ANVIL: IRRELEVANT AGAIN
If you’re a fledgling metal band trying to break into the big time, allowing a movie to be made about your struggles is probably a bad idea.
Remember Acrassicauda? The heavily persecuted Iraqi band pulled on the heart strings of the entire metal world in 2007, and the folks at Vice felt so moved by the band’s plight that they decided to make a documentary about them, Heavy Metal in Baghdad. With Vice’s help, the band finally arrived in the U.S. in 2009, began playing shows, touring, and eventually released a record. It was a great story, a triumph for heavy metal and personal freedoms that surely warmed the hearts of even the most jaded grinches (us included). But where are they now? Once the PR buzz and good will of the film wore off, Acrassicauda were left to make it on their own in an extremely competitive metal marketplace, back to square one (although admittedly way better off in their lives). We haven’t heard very much about them since.
Of course you all know about Anvil, a band whose Real Life Spinal Tap-like film was so touching that its tentacles reached far beyond the metal world and catapulted the band into the international spotlight. But… where are they now?
After the film’s release the band was suddenly invited to participate in metal festivals the world over, and they even experienced a huge wave of interest around their new album This is Thirteen (re-released by VH1 Classic in 2009). Only two years later they released Juggernaut of Justice to the resounding thud of no one caring. The problem? All that public interest was just for the movie and the band’s story — no one ever actually started caring about the music again. And now Anvil too are back to square one. Bassist Glenn Five recently left the band after 16 years and is now publicly declaring the band’s undeniable plight:
[This is Thirteen], because of the movie, received a lot of attention and was picked up and distributed by big-time record companies like Sony in Japan and VH1 in the United States. That feeling of renewed creativity continued on with the Juggernaut album, but unfortunately the interest of the record companies didn’t, and in my opinion the album hasn’t been given the chance to shine like it deserves and Anvil have found themselves once again in a position of irrelevance. The music just isn’t making a difference in today’s marketplace. The movie was sort of a Band Aid over the inevitable, and in my opinion, Anvil is now on its way back to the same position as it was back in 2005 before the filming of the movie began.
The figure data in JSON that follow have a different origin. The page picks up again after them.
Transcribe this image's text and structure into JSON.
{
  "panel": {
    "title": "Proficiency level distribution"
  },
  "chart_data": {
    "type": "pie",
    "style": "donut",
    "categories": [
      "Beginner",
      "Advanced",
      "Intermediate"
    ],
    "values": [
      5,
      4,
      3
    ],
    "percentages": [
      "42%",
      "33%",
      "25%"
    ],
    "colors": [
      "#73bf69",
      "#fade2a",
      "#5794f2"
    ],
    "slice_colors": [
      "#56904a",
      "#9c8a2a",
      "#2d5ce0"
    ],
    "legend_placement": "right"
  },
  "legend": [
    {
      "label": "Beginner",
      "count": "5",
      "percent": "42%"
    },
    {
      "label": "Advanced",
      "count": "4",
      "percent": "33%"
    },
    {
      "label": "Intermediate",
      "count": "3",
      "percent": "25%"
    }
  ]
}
During the Anvil film’s initial hype cycle a well-respected metal industry veteran remarked to me, “You know what? There’s a reason Anvil never made it the first time around; they just weren’t really ever that good.” And while I wasn’t old enough to have been aware of Anvil’s first go at fame in the ’80s, my sense of things is that he’s right; there’s nothing about Anvil’s music, new or old, that was better than or strikingly unique from what their peers were doing. That Anvil were left behind while other bands went on to superstardom was not accidental, not a great injustice. Similarly, now that Acrassicauda live in the U.S. where they can practice their metal without worry of being arrested, they’re just one band trying to make it in a sea of hundreds of very good one that are also vying for attention.
In the sense that Acrassicauda and Anvil did get to experience international celebrity and attention for their music on some level after the releases of Heavy Metal in Baghdad and Anvil! The Story of Anvil, I suppose those things in and of themselves were great experiences that were totally worth it. But my point is this: films about a band’s “story” aren’t going to provide any kind of sustainable boost for that band’s career. They might even leave them worse off (Venue to Booking Agent: “Oh yeah, what ever happened to those guys after the movie?”). At least both got to experience the limelight for a little while, though, which is more than most of us will ever achieve.